Merci pour vos réactions.
Pour répondre à la question de Laurence Cohen sur les refus de parcours de sortie de la prostitution que nous avons rencontrés, j'aimerais préciser que nous avons justement rendez-vous à la préfecture pour en discuter. Ces cinq refus ont effectivement eu lieu dans le même département. Nous nous battrons au moins pour quatre d'entre eux, si les personnes le désirent. Je vous invite à insister auprès des préfets sur ces questions. Nous sommes en outre disponibles pour former un maximum d'associations généralistes. Nos structures se soutiennent et s'entraident. Nous avons un réel intérêt à multiplier le nombre d'associations qui connaissent ces problématiques, d'autant plus que, lors de la réunion de la commission, l'association qui a présenté le dossier faisant l'objet de la discussion n'est pas habilitée à assister à son examen par ladite commission. Il est donc important que les autres associations présentes puissent être en mesure de le défendre s'il y a lieu.
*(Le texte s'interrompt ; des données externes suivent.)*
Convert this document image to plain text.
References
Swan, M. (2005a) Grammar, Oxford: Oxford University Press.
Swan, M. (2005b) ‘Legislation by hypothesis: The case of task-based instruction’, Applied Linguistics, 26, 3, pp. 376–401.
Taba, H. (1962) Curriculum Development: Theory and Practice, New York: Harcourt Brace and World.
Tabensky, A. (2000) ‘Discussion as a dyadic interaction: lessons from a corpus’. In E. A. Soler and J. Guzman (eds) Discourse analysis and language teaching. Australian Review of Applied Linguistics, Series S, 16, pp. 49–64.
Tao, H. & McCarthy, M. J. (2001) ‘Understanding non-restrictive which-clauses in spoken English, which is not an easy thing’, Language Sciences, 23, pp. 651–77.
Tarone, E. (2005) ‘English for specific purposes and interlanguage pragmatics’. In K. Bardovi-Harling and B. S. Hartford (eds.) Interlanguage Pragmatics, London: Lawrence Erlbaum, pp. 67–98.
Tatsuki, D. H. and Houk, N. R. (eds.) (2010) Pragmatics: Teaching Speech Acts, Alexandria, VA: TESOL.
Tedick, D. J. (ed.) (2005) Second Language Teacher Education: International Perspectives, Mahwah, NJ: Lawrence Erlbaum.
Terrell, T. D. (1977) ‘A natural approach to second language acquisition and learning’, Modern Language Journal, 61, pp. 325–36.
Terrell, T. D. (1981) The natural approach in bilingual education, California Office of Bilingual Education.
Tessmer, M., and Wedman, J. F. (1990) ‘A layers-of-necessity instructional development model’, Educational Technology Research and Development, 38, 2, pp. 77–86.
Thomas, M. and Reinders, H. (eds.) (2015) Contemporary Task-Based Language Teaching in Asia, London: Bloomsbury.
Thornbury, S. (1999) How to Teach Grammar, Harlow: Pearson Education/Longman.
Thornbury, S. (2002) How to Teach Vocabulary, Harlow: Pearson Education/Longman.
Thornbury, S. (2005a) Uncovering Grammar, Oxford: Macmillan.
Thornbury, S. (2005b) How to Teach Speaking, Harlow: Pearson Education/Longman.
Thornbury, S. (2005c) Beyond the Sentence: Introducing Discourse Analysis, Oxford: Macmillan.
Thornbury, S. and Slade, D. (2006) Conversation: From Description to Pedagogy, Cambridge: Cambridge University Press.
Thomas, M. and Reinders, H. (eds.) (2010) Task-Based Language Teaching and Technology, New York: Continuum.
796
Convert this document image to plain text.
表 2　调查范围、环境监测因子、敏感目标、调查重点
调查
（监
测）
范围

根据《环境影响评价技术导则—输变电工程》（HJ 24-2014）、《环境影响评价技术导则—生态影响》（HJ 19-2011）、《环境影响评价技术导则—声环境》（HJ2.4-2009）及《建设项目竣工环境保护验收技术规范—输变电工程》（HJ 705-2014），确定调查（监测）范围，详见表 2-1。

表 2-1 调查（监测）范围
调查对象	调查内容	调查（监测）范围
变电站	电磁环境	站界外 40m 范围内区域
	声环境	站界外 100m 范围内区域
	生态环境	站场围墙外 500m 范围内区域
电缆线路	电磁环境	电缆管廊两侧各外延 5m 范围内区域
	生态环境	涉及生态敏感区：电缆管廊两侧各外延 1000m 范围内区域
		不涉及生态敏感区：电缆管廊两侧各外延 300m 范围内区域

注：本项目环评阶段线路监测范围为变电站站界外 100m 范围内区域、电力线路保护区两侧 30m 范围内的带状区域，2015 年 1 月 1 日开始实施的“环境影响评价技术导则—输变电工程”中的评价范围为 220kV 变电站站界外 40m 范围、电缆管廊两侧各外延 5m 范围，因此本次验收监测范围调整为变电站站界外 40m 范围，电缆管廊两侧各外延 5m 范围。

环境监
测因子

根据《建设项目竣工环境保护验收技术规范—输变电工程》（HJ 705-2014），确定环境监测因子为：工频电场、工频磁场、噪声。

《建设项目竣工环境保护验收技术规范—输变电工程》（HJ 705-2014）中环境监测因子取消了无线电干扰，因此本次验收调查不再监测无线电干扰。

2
Par ailleurs, la pénalisation des clients constitue un volet essentiel de la loi. Il s'agit d'une conséquence logique de la reconnaissance de la prostitution comme une violence faite aux femmes, en premier lieu par les acheteurs de prostitution.
Nous participons ainsi à des stages de responsabilisation organisés en Seine-et-Marne. Ils durent deux jours et s'adressent à des hommes qui ont été verbalisés comme clients de prostituées. Nous leur expliquons la loi et nous tâchons de les faire réfléchir aux situations dans lesquelles se trouvent les êtres humains qui se prostituent. Au cours de ces discussions, nous voyons apparaître clairement une vision basique des relations entre les hommes et les femmes. D'un côté, il est dit que les hommes ont des besoins sexuels importants ; de l'autre, que la sexualité des femmes se cantonne à la reproduction. Ces stages fonctionnent, notamment pour les plus jeunes clients. Ils comprennent qu'il ne s'agit pas seulement de « tirer un coup » et qu'au contraire, en achetant des services sexuels, ils participent à une violence grave envers les femmes ou les hommes.
Vous avez raison de souligner la question de la politique migratoire. La France ne respecte pas ses engagements internationaux en matière de protection des victimes de la traite des êtres humains. Elle ne dispose à l'heure actuelle d'aucun plan contre la traite des êtres humains, le dernier s'étant achevé en 2016, ni d'aucun dispositif pour assurer la protection des victimes. Nous craignons notamment les effets de la nouvelle loi, actuellement en discussion, sur l'asile et l'immigration. Toutes les politiques restrictives aident à notre avis le développement du trafic des êtres humains. Ainsi, en application du Règlement Dublin III, des victimes de traite, « dressées » et exploitées en Italie, y sont renvoyées et y vivent en situation irrégulière, sans hébergement, abandonnées aux mains des trafiquants qui les exploitent encore plus gravement. Nous devons donc leur procurer des hébergements sécurisés. En raison du peu de places d'hébergement dont nous disposons (325) et en fonction de la situation des personnes, nous sommes parfois obligés d'utiliser des hôtels. Or cette solution ne met pas fin à la vulnérabilité des personnes. Certaines femmes sont ainsi enlevées dans leur chambre d'hôtel par les réseaux. La question des enfants mineurs se pose également, nous ne sommes pas agréés pour les héberger.